Quand’ebbero sfogati gli affetti del loro cuore, cominciarono a strillare in coro: curacà! curacà! curacà! (nel dialetto famigliare delle scimmie, bisogna sapere che curacà vuol dire: a cena! a cena! a cena!) Detto fatto, si posero seduti per terra intorno a una gran cesta di pèsche, di albicocche e di fichi d’India, e lì, ridendo, grattandosi e facendo con la bocca mille smorfie e mille versacci in segno di grande esultanza, mangiarono a più non posso, come se fossero digiuni da due settimane.
E non solo mangiarono, ma bevvero allegramente: e bevvero un certo liquore spiritoso, fatto d’uva rossa strizzata, che somigliava come due gocciole d’acqua al nostro vino. E ne bevvero così a spugna, che dopo mezz’ora dormivano tutti e russavano come tante marmotte.
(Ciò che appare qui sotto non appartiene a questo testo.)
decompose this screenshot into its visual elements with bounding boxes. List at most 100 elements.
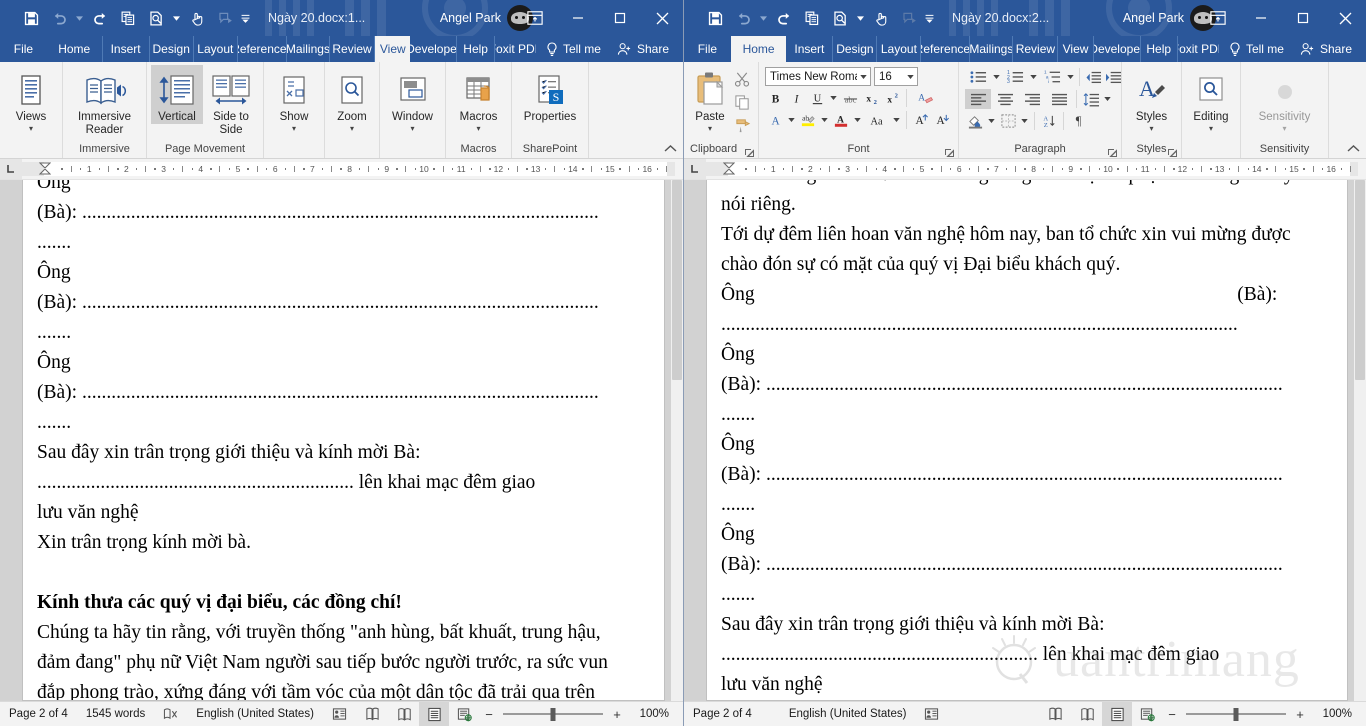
cut-scissors-icon[interactable] (732, 69, 752, 89)
zoom-button[interactable]: Zoom ▾ (329, 65, 375, 133)
macros-dropdown-icon[interactable]: ▾ (476, 124, 480, 133)
word-count-left[interactable]: 1545 words (77, 702, 154, 726)
language-indicator-right[interactable]: English (United States) (761, 702, 916, 726)
font-name-combo[interactable]: Times New Roman (765, 67, 871, 86)
print-layout-button-right[interactable] (1102, 702, 1132, 726)
window-controls-right[interactable] (1196, 0, 1366, 36)
tell-me-box-left[interactable]: Tell me (536, 36, 611, 62)
sensitivity-button[interactable]: Sensitivity ▾ (1245, 65, 1324, 133)
tab-foxit-pdf[interactable]: Foxit PDF (1178, 36, 1219, 62)
zoom-out-button-left[interactable]: − (479, 707, 499, 722)
change-case-icon[interactable]: Aa (864, 110, 890, 130)
document-text-right[interactable]: và anh hùng của PNVN nói chung cũng như … (721, 180, 1335, 700)
print-preview-icon[interactable] (827, 5, 853, 31)
superscript-icon[interactable]: x2 (882, 88, 902, 108)
undo-icon[interactable] (730, 5, 756, 31)
document-page-right[interactable]: và anh hùng của PNVN nói chung cũng như … (706, 180, 1348, 701)
tab-developer[interactable]: Developer (410, 36, 458, 62)
tab-design[interactable]: Design (150, 36, 194, 62)
text-effects-dropdown-icon[interactable] (786, 110, 797, 130)
side-to-side-button[interactable]: Side to Side (203, 65, 259, 136)
focus-mode-icon[interactable] (1039, 702, 1072, 726)
editing-button[interactable]: Editing ▾ (1186, 65, 1236, 133)
zoom-controls-left[interactable]: − + 100% (479, 702, 683, 726)
touch-mode-icon[interactable] (868, 5, 894, 31)
clear-formatting-icon[interactable]: A (911, 88, 937, 108)
paragraph-dialog-launcher[interactable] (1107, 146, 1118, 157)
properties-button[interactable]: S Properties (516, 65, 584, 124)
tab-mailings[interactable]: Mailings (287, 36, 330, 62)
undo-dropdown-icon[interactable] (74, 5, 85, 31)
document-page-left[interactable]: Ông (Bà): ..............................… (22, 180, 665, 701)
tab-help[interactable]: Help (457, 36, 495, 62)
proofing-errors-icon[interactable] (154, 702, 187, 726)
focus-mode-icon[interactable] (356, 702, 389, 726)
collapse-ribbon-icon[interactable] (1345, 140, 1361, 156)
shading-dropdown-icon[interactable] (986, 111, 997, 131)
text-highlight-icon[interactable]: ab (798, 110, 818, 130)
tab-references[interactable]: References (921, 36, 971, 62)
bullets-dropdown-icon[interactable] (991, 67, 1002, 87)
clipboard-dialog-launcher[interactable] (744, 146, 755, 157)
strikethrough-icon[interactable]: abc (840, 88, 860, 108)
decrease-indent-icon[interactable] (1083, 67, 1103, 87)
document-area-right[interactable]: và anh hùng của PNVN nói chung cũng như … (684, 180, 1366, 701)
styles-dropdown-icon[interactable]: ▾ (1149, 124, 1153, 133)
show-dropdown-icon[interactable]: ▾ (292, 124, 296, 133)
close-button-right[interactable] (1324, 0, 1366, 36)
ribbon-tabs-right[interactable]: File Home Insert Design Layout Reference… (684, 36, 1366, 62)
zoom-level-left[interactable]: 100% (627, 708, 673, 720)
print-preview-dropdown-icon[interactable] (855, 5, 866, 31)
paste-dropdown-icon[interactable]: ▾ (708, 124, 712, 133)
zoom-out-button-right[interactable]: − (1162, 707, 1182, 722)
print-preview-dropdown-icon[interactable] (171, 5, 182, 31)
borders-icon[interactable] (998, 111, 1018, 131)
tab-stop-selector-left[interactable] (0, 159, 22, 179)
tab-view[interactable]: View (375, 36, 411, 62)
tab-design[interactable]: Design (833, 36, 878, 62)
zoom-slider-left[interactable] (499, 702, 607, 726)
customize-qat-icon[interactable] (924, 5, 935, 31)
show-marks-icon[interactable]: ¶ (1068, 111, 1088, 131)
page-indicator-right[interactable]: Page 2 of 4 (684, 702, 761, 726)
tab-file[interactable]: File (0, 36, 47, 62)
vertical-scrollbar-left[interactable] (671, 180, 683, 701)
styles-dialog-launcher[interactable] (1167, 146, 1178, 157)
read-aloud-icon[interactable] (896, 5, 922, 31)
read-aloud-icon[interactable] (212, 5, 238, 31)
tab-layout[interactable]: Layout (194, 36, 238, 62)
copy-format-icon[interactable] (799, 5, 825, 31)
touch-mode-icon[interactable] (184, 5, 210, 31)
zoom-slider-right[interactable] (1182, 702, 1290, 726)
increase-indent-icon[interactable] (1103, 67, 1123, 87)
show-button[interactable]: Show ▾ (268, 65, 320, 133)
views-button[interactable]: Views ▾ (4, 65, 58, 133)
font-dialog-launcher[interactable] (944, 146, 955, 157)
font-color-icon[interactable]: A (831, 110, 851, 130)
minimize-button-right[interactable] (1240, 0, 1282, 36)
customize-qat-icon[interactable] (240, 5, 251, 31)
close-button-left[interactable] (641, 0, 683, 36)
italic-icon[interactable]: I (786, 88, 806, 108)
undo-icon[interactable] (46, 5, 72, 31)
macros-button[interactable]: Macros ▾ (450, 65, 507, 133)
zoom-in-button-right[interactable]: + (1290, 707, 1310, 722)
read-mode-button-right[interactable] (1072, 702, 1102, 726)
immersive-reader-button[interactable]: Immersive Reader (67, 65, 142, 136)
tab-layout[interactable]: Layout (877, 36, 922, 62)
line-spacing-dropdown-icon[interactable] (1102, 89, 1113, 109)
horizontal-ruler-right[interactable]: 1 2 3 4 5 6 7 8 9 10 11 12 13 14 15 16 (706, 162, 1358, 176)
page-indicator-left[interactable]: Page 2 of 4 (0, 702, 77, 726)
horizontal-ruler-left[interactable]: 1 2 3 4 5 6 7 8 9 10 11 12 13 14 15 16 (22, 162, 675, 176)
redo-icon[interactable] (87, 5, 113, 31)
sort-icon[interactable]: AZ (1039, 111, 1059, 131)
print-layout-button-left[interactable] (419, 702, 449, 726)
styles-button[interactable]: A Styles ▾ (1126, 65, 1177, 133)
web-layout-button-left[interactable] (449, 702, 479, 726)
ribbon-tabs-left[interactable]: File Home Insert Design Layout Reference… (0, 36, 683, 62)
tab-stop-selector-right[interactable] (684, 159, 706, 179)
font-size-combo[interactable]: 16 (874, 67, 918, 86)
multilevel-list-icon[interactable]: 1ai (1039, 67, 1065, 87)
vertical-scrollbar-right[interactable] (1354, 180, 1366, 701)
bold-icon[interactable]: B (765, 88, 785, 108)
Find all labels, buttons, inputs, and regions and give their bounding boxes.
Quand’ecco che sul più bello del sonno furono svegliati da un’orribile voce che gridò: «Guai a chi si muove!...»
VIII.
Il terribile assassino Golasecca e i suoi compagni.
Golasecca si mette in tasca il povero Pipì e lo porta via.
Lascio ora pensare a voi come rimanessero, quando, balzando in piedi e spalancando gli occhi, si videro circondati da una masnada di brutti figuri, neri come l’inchiostro e tutti armati di sciabole e di bastoni.